The City of New York, seeking to sustain the third party complaint concedes in its brief that the "City of New York is charged with the duty of exercising reasonable care to keep its public thoroughfares in a reasonably safe condition, and if it fails in its duty it may be liable to the injured person." The city urges, however, that if the condition which caused the accident was due to the special use of the sidewalk by the abutting owner "then the City has the right to look to said owner for indemnity, because the City of New York and third party defendants are not joint tort feasors." In support of this contention Trustees of Canandaigua v. Foster ( 156 N.Y. 354), Toth v. Kennedy Smith, Inc. ( 259 A.D. 855), and Nickelsburg v. City of New York ( 263 A.D. 625) are cited. The Canandaigua case ( supra) involved a defective grate; the Toth case ( supra) had to do with a sewer trench dug on the public sidewalk, and the Nickelsburg case ( supra) revealed the construction or maintenance of bars or rails on the sidewalk. No authority has been cited, nor has the court been able to find a case, which involved a sloping sidewalk of the type with which we are here concerned.

The third party complaint sets forth that the dangerous condition was a result of an unusual slope and accumulation of snow and ice which was made ridgy and uneven by the use of automobiles driven over the driveway. It is well established that the duty to remove snow and ice rests upon the municipality, and the fact that an owner of property is required by statute, ordinance and police regulation to remove snow and ice does not in any way amend or modify that rule, and that, while an owner of property may be subject to a penalty imposed by a municipality for failure to remove snow and ice, he is still not liable for injuries caused to those walking on the sidewalk ( Herny v. Frankfort, 252 A.D. 538, and authorities therein cited).

It is well settled that on a motion of this character every fair intendment must be rendered in favor of the pleading. All allegations contained therein, however, must be taken in connection with settled law. Assuming that the condition complained of, i.e., the unusual slope, was dangerous to the public, it is fair to assume from the allegations of the third party complaint that there would have been no accident nor would the plaintiff have sustained any injuries if the snow and ice had been removed; and as has heretofore been said, the duty to remove snow and ice devolved upon the City of New York (see Herny v. Frankfort, supra). Even assuming, for the purpose of this motion, that the property owner had the obligation of maintaining a safe sidewalk, this obligation was no greater than that of the city with respect to removing snow and ice; both were concomitant factors in producing the dangerous condition pleaded in the third party complaint. In Iroquois Gas Corp. v. International Ry. Co. ( 240 A.D. 432) it was held that there may not be a recovery by way of indemnity by one joint tort-feasor against another where they are in pari delicto. See, also, Corpus Juris (Vol. 31, Indemnity, § 54, n. 63, subd. [a], pp. 454-455) where the rule is set forth as follows: "The negligence of two persons may be truly concurrent, even as between themselves, although the negligence of the one began antecedently to the negligence of the other, and may, in a greater or less degree, have induced it; and in such cases no right of indemnity exists between the wrongdoers, and, where two separate persons owe to a third person the same concurrent duty as to a particular thing and by reason of the negligent failure of each and both of them to perform that duty, the third person is injured, and he sues only one of those who owed him the duty, basing his right of action solely upon the tortious state of affairs brought about by this joint and common neglect of duty, and recovers damages, no action over arises in favor of the person thus subjected to the sole liability against the other person who owed the same duty. Central of Georgia R. Co. v. Macon R., etc., Co., 9 Ga. A. 628 * * *."
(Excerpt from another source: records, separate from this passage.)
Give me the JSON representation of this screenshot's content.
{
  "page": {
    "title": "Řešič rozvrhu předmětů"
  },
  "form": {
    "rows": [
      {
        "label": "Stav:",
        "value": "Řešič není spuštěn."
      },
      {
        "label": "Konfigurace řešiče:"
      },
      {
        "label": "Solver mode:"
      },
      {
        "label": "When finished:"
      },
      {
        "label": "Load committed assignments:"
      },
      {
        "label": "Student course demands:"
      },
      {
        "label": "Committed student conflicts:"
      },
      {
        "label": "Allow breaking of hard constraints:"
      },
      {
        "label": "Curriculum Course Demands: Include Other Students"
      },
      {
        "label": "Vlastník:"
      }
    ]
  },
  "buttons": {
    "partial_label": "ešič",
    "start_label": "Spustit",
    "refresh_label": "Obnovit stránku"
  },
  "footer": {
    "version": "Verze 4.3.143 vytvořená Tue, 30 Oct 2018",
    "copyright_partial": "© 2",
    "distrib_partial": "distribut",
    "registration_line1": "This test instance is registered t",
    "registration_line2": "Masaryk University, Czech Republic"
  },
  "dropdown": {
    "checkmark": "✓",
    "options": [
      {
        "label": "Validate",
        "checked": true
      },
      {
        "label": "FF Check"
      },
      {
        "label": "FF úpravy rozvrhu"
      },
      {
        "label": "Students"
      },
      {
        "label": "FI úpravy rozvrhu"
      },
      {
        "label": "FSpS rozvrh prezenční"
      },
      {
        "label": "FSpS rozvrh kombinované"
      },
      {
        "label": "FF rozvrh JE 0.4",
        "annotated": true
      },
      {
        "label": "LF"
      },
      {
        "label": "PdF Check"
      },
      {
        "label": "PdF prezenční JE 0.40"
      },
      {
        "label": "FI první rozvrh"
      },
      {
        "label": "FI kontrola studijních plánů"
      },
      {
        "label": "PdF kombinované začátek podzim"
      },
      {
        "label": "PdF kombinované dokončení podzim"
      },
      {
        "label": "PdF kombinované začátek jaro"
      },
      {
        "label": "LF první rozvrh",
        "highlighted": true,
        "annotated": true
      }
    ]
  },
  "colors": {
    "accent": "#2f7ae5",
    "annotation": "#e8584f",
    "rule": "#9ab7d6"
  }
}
In the Twelfth Annual Report of the New York Judicial Council, 1946, at page 195, the following appears: "The proposed changes are of a strictly procedural nature and will, in no way, affect the substantive rights of the parties. Particular care has been exercised to avoid any change of the present law governing the right of contribution between joint tort-feasors in pari delicto." And at page 216 the following appears: "The proposed extension of the scope of impleader by eliminating the requirement of `identity' of claims leaves undisturbed the basic principle, embodied in the present statute, that impleader shall be limited to the prosecution of a `claim over.' In other words, a third party claim must be based upon C's duty to exonerate or reimburse B for all or part of a recovery by A in the main action. Where there is such duty, B may implead C irrespective of whether C is also liable directly to A. Where there is no such duty, the impleader is improper, as a matter of law, even though C be liable to A jointly with B. It follows that impleader of a joint tort-feasor on the ground that he is liable to the plaintiff jointly with the defendant is excluded under the present as well as under the proposed new statute.
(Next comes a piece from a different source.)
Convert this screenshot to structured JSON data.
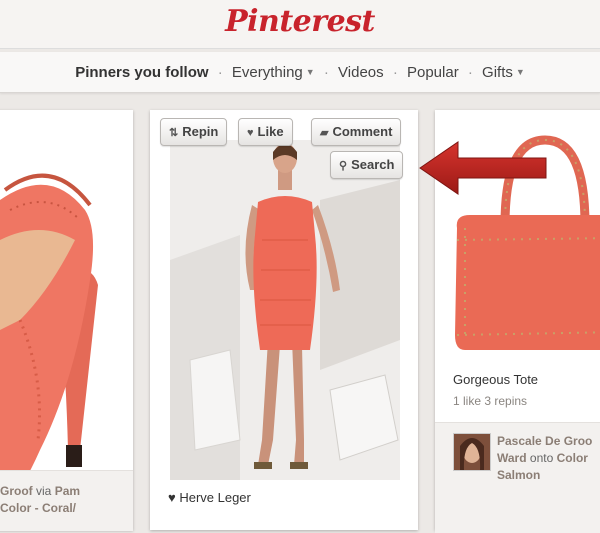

"There remains then the question whether, under the proposed new statute, a defendant in a tort action could implead a joint tort-feasor on the ground that he `is or may be' liable over to him for part of a recovery against him.

"A joint tort-feasor who has not been sued neither `is' liable over, nor `may' he become liable over to the defendant sued in the action, since there can be no joint money judgment in plaintiff's favor against both joint tort-feasors, as required by section 211-a of the Civil Practice Act. Even if the plaintiff had commenced action against both joint tort-feasors, one of them would not be permitted to file a cross-claim against the other, pursuant to sections 264 and 474 of the Civil Practice Act, since a right of contribution does not arise and a remedy for its prosecution is not given by section 211-a until one of the defendants has paid more than his proportionate share of the judgment. Much less can there be an impleader of a joint tort-feasor whom the plaintiff has not sued."

The motion to dismiss should be granted.


Summaries of

Mills v. City of New York

Supreme Court, Special Term, Kings County
Apr 5, 1947
189 Misc. 291 (N.Y. Misc. 1947)
Case details for

Mills v. City of New York

Case Details

Full title:LOUISA MILLS et al., Plaintiffs, v. CITY OF NEW YORK, Defendant and Third…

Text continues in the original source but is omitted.